Elles nous disaient: «Alors que les armées romaines pénétrèrent pour la première fois dans les Gaules, et que cette contrée, aujourd'hui si productive, était encore toute couverte de bois, dont les forêts de Rys et de Barbillon qui nous bordent, ne sont que des faibles débris, et que le plus grand nombre des habitants n'avaient d'autres demeures que des huttes éparses au milieu des bois et des cryptes taillées dans les falaises crayeuses qui ont laissé à tant de villages le nom de Crouttes, Creutes, Crotoy, Crépy; alors donc, nous disaient-elles, un jeune officier des légions romaines, séparé des siens, égaré dans ces vastes forêts, avait vu son coursier attaqué par les loups. Son cheval épouvanté avait pris la fuite devant ses féroces agresseurs. Sourd à la voix de son maître, ne répondant plus au frein, il s'était élancé de toute la vitesse de sa course, franchissant les rochers, les ravins et les torrents. Enfin le cheval tout couvert d'écume, l'œil hagard et sanglant, les naseaux enflammés, s'abattit épuisé, et son maître, lancé violemment, roulait à terre. C'est là que, sans connaissance, couvert de blessures, il avait été trouvé par les deux filles d'un Druide de la contrée.
Grâce aux soins attentifs et prolongés dont il fut entouré, ses blessures parvinrent à se guérir, et les deux nobles filles mirent tout en usage pour engager le guerrier à rester auprès d'elles, lui faisant les plus belles promesses pour le décider. Malheureusement, en cédant à leurs désirs, le Romain fit un choix entre les deux sœurs et occasionna entre elles une jalousie implacable, au point que la sœur rivale, dévorée par le démon de l'envie, jura la perte de sa propre sœur et, un soir, on la trouva sans vie sur la pierre, qui n'avait pas encore de nom, mais qu'elle avait rougie de son sang.
Le jeune Romain, soupçonné d'assassinat, fut saisi et enchaîné malgré son innocence; puis condamné à être brûlé au lieu même où le forfait avait été commis.

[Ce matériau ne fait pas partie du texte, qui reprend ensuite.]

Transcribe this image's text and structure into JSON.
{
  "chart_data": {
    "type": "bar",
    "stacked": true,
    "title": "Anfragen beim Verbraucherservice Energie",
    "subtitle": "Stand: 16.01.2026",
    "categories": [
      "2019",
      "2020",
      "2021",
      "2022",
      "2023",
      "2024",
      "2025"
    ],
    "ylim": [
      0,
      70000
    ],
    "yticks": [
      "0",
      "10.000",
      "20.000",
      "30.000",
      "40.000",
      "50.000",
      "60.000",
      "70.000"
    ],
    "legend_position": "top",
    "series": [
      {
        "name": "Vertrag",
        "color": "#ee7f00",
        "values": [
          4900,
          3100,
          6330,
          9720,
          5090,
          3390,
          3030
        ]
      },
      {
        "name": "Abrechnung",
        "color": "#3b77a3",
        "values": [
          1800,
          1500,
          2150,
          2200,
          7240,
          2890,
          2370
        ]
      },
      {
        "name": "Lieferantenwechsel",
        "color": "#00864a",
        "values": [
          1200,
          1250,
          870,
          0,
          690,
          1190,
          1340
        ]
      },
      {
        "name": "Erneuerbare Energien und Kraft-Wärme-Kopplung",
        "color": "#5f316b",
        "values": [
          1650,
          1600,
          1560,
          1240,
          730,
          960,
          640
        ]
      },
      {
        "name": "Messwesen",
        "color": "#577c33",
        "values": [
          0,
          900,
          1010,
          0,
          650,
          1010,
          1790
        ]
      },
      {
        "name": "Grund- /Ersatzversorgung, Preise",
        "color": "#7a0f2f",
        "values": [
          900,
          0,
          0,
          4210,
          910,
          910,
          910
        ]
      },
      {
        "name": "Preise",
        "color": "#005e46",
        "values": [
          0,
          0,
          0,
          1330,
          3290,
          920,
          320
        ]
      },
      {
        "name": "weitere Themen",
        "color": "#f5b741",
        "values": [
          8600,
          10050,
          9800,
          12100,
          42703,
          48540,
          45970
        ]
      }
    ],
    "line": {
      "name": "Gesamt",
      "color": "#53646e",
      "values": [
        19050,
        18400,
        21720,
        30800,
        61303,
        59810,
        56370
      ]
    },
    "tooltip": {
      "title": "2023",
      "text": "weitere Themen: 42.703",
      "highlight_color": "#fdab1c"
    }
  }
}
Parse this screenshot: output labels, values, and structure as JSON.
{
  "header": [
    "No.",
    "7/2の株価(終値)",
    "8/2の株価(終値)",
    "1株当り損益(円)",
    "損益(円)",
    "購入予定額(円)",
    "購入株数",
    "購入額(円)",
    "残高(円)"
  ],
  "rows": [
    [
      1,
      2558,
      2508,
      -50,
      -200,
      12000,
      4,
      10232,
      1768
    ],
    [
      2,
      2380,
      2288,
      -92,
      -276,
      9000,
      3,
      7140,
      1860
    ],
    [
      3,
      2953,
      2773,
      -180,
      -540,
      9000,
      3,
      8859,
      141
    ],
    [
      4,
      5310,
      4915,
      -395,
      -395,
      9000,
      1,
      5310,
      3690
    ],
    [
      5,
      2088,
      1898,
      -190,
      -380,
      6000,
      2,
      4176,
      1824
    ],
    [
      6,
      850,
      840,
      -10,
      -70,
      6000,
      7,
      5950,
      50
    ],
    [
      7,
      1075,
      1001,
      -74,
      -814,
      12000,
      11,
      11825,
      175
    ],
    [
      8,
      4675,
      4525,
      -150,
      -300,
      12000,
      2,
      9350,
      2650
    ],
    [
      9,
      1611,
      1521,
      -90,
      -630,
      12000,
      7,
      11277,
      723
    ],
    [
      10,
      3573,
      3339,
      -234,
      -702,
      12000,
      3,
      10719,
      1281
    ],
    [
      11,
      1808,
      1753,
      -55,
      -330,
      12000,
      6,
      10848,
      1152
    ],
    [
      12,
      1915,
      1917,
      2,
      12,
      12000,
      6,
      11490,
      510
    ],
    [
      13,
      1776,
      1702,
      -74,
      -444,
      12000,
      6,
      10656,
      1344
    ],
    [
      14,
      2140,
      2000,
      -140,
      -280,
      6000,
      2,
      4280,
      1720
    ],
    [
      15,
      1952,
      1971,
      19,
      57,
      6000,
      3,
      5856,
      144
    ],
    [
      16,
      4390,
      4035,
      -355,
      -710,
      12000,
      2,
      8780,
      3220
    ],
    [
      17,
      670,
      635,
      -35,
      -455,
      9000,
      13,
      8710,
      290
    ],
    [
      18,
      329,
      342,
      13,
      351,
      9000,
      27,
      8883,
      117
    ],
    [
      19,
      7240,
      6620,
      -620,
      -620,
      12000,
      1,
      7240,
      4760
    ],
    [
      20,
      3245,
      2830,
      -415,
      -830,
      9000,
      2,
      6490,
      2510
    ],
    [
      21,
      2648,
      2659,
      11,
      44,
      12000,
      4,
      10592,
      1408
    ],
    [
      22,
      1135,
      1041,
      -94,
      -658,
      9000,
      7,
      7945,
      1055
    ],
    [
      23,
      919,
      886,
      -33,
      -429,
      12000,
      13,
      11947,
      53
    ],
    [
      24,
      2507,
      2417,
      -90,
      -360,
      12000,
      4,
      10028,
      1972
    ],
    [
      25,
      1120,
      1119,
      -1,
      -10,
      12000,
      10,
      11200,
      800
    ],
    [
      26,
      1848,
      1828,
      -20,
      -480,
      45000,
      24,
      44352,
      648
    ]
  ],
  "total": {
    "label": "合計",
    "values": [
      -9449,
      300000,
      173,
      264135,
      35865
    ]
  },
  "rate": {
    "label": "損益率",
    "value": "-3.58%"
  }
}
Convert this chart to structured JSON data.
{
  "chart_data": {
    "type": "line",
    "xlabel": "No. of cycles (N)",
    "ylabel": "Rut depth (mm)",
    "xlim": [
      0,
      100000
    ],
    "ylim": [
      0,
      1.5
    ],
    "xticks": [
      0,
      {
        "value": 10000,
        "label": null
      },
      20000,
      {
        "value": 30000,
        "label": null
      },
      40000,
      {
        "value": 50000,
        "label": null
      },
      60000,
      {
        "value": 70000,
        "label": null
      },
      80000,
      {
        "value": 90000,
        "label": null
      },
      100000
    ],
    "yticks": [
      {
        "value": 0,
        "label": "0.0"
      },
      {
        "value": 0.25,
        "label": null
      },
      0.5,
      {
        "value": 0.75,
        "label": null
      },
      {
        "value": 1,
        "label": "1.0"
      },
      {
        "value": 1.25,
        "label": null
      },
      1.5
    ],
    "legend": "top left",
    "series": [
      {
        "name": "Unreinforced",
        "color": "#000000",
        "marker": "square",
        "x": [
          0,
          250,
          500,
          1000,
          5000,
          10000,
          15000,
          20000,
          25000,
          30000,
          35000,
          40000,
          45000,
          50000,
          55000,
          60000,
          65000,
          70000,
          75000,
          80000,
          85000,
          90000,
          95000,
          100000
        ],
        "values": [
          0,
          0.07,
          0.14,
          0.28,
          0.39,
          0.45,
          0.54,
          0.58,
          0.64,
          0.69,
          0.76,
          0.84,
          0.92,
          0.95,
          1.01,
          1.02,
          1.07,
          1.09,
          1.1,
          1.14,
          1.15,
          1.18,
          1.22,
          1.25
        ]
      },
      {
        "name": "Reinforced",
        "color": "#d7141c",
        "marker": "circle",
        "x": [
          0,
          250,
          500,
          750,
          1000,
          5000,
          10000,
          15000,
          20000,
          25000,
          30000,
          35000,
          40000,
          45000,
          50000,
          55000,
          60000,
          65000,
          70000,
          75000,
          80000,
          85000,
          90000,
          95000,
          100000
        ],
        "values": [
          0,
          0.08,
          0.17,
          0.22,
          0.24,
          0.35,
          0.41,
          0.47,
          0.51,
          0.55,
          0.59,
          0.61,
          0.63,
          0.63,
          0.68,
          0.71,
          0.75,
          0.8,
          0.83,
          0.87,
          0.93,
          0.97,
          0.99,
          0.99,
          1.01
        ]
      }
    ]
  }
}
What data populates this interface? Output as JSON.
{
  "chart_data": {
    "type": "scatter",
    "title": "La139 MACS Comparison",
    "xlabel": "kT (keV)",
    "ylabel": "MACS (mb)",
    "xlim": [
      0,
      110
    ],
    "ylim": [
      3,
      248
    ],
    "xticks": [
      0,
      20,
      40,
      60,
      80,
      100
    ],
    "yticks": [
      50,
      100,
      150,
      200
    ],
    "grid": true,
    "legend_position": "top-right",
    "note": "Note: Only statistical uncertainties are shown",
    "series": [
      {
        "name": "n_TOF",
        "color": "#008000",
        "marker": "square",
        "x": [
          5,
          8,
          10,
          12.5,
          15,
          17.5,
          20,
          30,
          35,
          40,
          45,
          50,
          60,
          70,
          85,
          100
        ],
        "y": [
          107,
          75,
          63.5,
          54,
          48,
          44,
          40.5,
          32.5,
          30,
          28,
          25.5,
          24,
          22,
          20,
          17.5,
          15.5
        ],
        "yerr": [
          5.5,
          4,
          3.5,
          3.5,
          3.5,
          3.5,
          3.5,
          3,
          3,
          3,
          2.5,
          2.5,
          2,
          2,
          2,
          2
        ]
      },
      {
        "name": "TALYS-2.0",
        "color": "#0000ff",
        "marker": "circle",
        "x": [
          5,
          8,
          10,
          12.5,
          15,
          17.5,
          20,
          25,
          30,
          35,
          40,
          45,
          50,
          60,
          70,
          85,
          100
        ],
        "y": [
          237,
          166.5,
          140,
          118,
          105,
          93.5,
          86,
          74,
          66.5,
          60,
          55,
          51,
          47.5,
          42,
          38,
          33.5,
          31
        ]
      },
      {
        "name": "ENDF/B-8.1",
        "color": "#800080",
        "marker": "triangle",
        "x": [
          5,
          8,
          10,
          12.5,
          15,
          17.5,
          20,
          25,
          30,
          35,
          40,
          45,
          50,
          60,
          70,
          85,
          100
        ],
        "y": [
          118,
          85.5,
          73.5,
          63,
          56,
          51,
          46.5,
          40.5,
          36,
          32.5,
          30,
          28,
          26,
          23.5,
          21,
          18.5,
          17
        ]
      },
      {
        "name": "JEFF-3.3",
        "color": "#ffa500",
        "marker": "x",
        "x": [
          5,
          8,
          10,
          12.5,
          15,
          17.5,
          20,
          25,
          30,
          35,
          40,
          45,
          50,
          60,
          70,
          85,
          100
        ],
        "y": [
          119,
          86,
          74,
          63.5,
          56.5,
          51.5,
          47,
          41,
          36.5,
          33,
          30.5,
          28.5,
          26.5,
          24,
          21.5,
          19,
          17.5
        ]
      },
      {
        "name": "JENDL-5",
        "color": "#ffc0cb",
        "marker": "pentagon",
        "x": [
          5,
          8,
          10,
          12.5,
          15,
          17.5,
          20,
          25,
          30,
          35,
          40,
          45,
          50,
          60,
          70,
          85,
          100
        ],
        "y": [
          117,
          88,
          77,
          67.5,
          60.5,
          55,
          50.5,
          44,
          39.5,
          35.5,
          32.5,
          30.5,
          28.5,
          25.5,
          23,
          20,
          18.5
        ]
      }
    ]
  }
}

Mais Dieu, qui connaît les vrais coupables; Dieu, dont la main ne laisse jamais les crimes impunis, flétrît les joues de la jeune fille, ses yeux devinrent rouges et caves les nuits furent pour elle sans sommeil et les jours sans repos. Enfin, après un long martyre, elle creusa elle-même sous la roche une grotte qu'elle ne quitta plus. Un matin, la grotte se trouva comblée et la pierre qui avait reçu l'esprit de la coupable commença à parler. Elle accusa son crime; et ensuite, comme si elle y eût été condamnée, toutes les fautes dont elle serait témoin. Elle mérita ainsi, et à juste titre, le nom de Bavarde. Aujourd'hui, nous dit-on, la pierre a cessé de parler. Mais cela n'est pas bien sûr.